Bug #50909 | utf8_general_cs collation is not case sensitive | ||
---|---|---|---|
Submitted: | 4 Feb 2010 12:04 | Modified: | 12 Feb 2016 6:24 |
Reporter: | Paul Tobias | Email Updates: | |
Status: | Won't fix | Impact on me: | |
Category: | MySQL Server: Charsets | Severity: | S3 (Non-critical) |
Version: | 5.1.43 | OS: | Linux |
Assigned to: | Assigned Account | CPU Architecture: | Any |
[4 Feb 2010 12:04]
Paul Tobias
[4 Feb 2010 12:56]
Susanne Ebrecht
Many thanks for writing a bug report. Verified as described.
[5 Feb 2010 5:11]
Alexander Barkov
Hi Paul, you're right that LIKE operator does not work well in utf8_general_cs. However, as far as this is an experimental collation, we won't do anything with it at this point. Note, the '=' operator works case sensitively as expected. As a simple workaround you can use this query: select * from collationtest where text collate utf8_general_cs like binary 'test'; or even you don't need the collate clause: select * from collationtest where text like binary 'test'; Note, instead of utf8_general_cs, you can similary use the "standard" collation utf8_general_ci, with the "binary" keyword in LIKE. It will have the same effect. It's not recommended to use utf8_general_cs, because there's no guarantee it will stay in the code in the future.
[10 Feb 2010 16:55]
Paul Tobias
Thank you for your reply. My motivation with this bugreport was to get utf8_general_cs collation out of experimental status. Because without a case sensitive utf8 collation there is no way to be case sensitive _and_ use accents at the same time. Unfortunately utf8_bin collation or binary keyword workarounds does not work in this case. I'll try to show why. Let's assume the following table: INSERT INTO collationtest VALUES ('test'),('Test'),('TEST'),('tést'),('Tést'),('TÉST'); SELECT * FROM collationtest; +-------+ | text | +-------+ | test | | Test | | TEST | | tést | | Tést | | TÉST | +-------+ 6 rows in set (0.00 sec) SELECT * FROM collationtest WHERE text collate utf8_general_ci like 'test'; Actual resuts: +-------+ | test | | Test | | TEST | | tést | | Tést | | TÉST | +-------+ Expected results: Same as actual results.
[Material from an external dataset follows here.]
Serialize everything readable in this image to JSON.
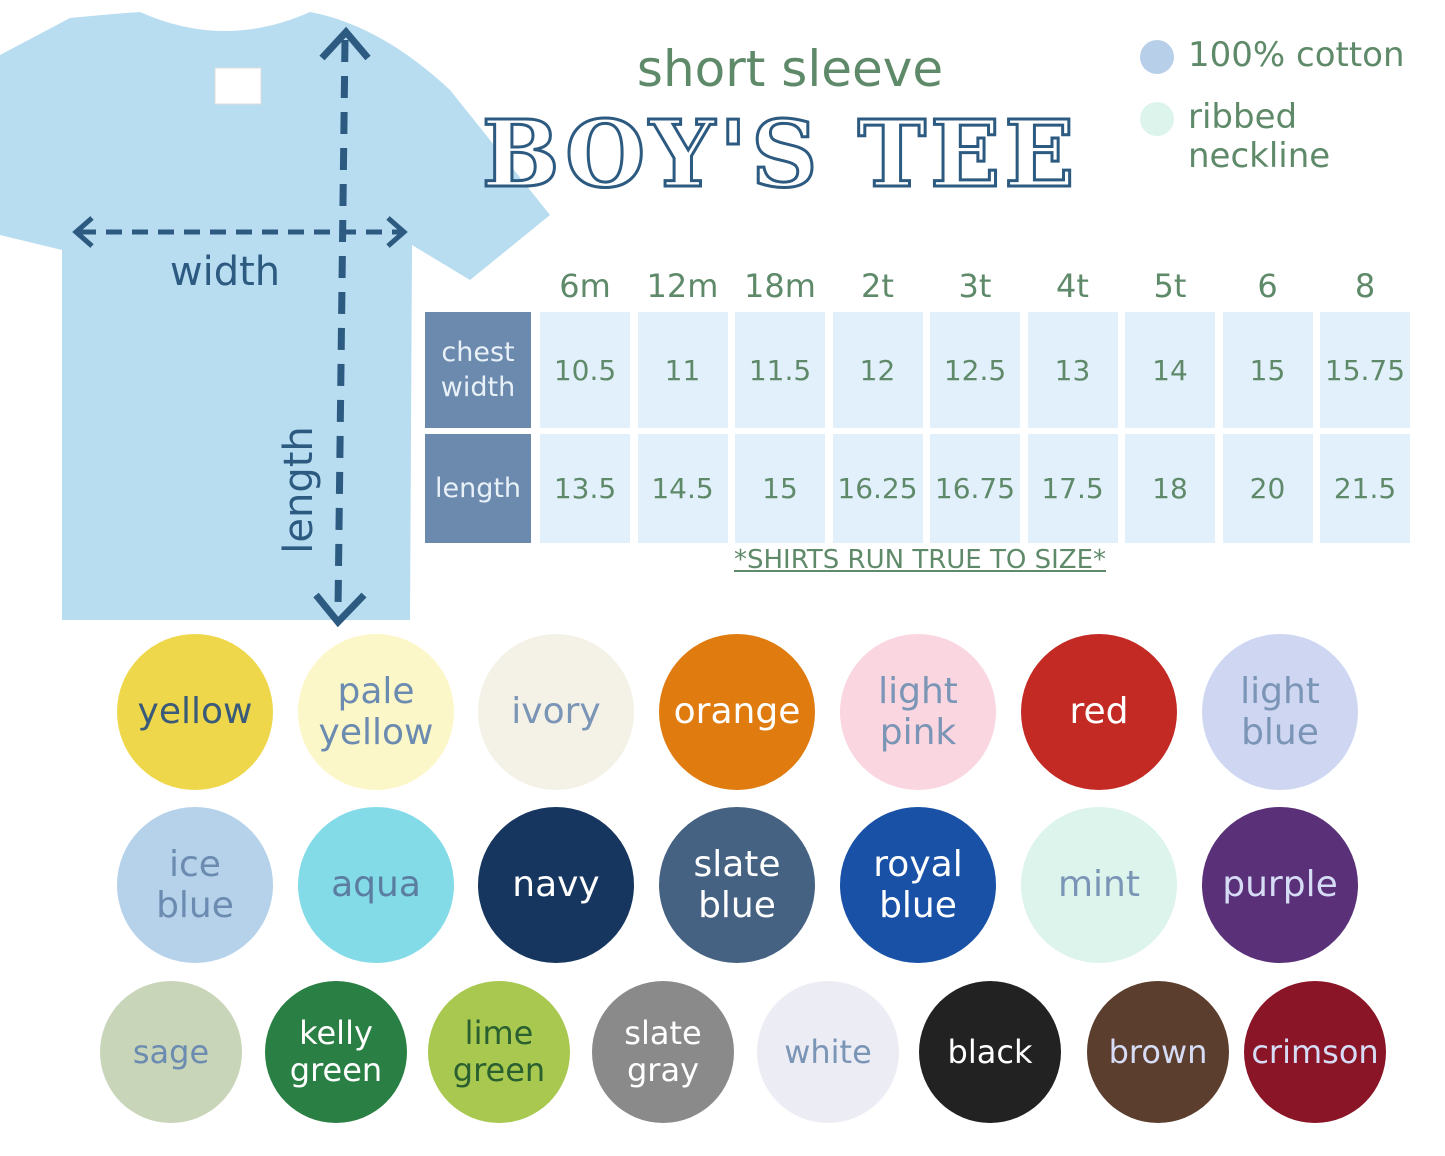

SELECT * FROM collationtest WHERE text collate utf8_general_cs like 'test'; Actual results: +------+ | test | | Test | | TEST | +------+ Expected results: +------+ | test | | tést | +------+ SELECT * FROM collationtest WHERE text collate utf8_general_ci like binary 'test'; Actual results: +-------+ | test | | Test | | TEST | | tést | | Tést | | TÉST | +-------+ Expected results: +-------+ | test | +-------+ SELECT * FROM collationtest WHERE text collate utf8_general_cs like binary 'test'; Actual results: +------+ | test | | Test | | TEST | +------+ Expected results: +------+ | test | +------+ SELECT * FROM collationtest WHERE text like binary 'test'; Actual results: +------+ | text | +------+ | test | +------+ Expected results: Same as actual results. SELECT * FROM collationtest WHERE text collate utf8_general_ci = 'test'; Actual results: +-------+ | test | | Test | | TEST | | tést | | Tést | | TÉST | +-------+ Expected results: Same as actual results. SELECT * FROM collationtest WHERE text collate utf8_general_cs = 'test'; Actual results: +------+ | test | +------+ Expected results: +-------+ | test | | tést | +-------+ Currently there is no way to get the following results: +-------+ | test | | tést | +-------+ In other words be case sensitive and use accents at the same time; All the tests were performed with mysql version 5.5.1-m2.
[7 Dec 2011 5:15]
Jehan Hysseo
Hi, my comments on all this: 1/ That would be indeed good if the case sensitive UTF-8 collation went out of experimental. 2/ I don't agree with Paul on the fact that accented should be considered like the non-accented character in a comparison. If I want "test", I don't want "tést" to be returned, that's different! After obviously we may have another collation which does this kind of comparison, but for the basic utf8_general_cs and utf8_general_ci, I would prefer it to differentiate 'e' and 'é' (as for any other accented character, and any character in general).
[12 Feb 2016 6:24]
Erlend Dahl
Posted by dev manager: [9 Feb 2016 2:18] Manyi Lu The experimental code for utf8_general_cs collation will be removed from the repository. We are cleaning up dead code. Proper case and accent sensitive collations will be provided once secondary and tertiary sort is implemented. We will not use the experimental code.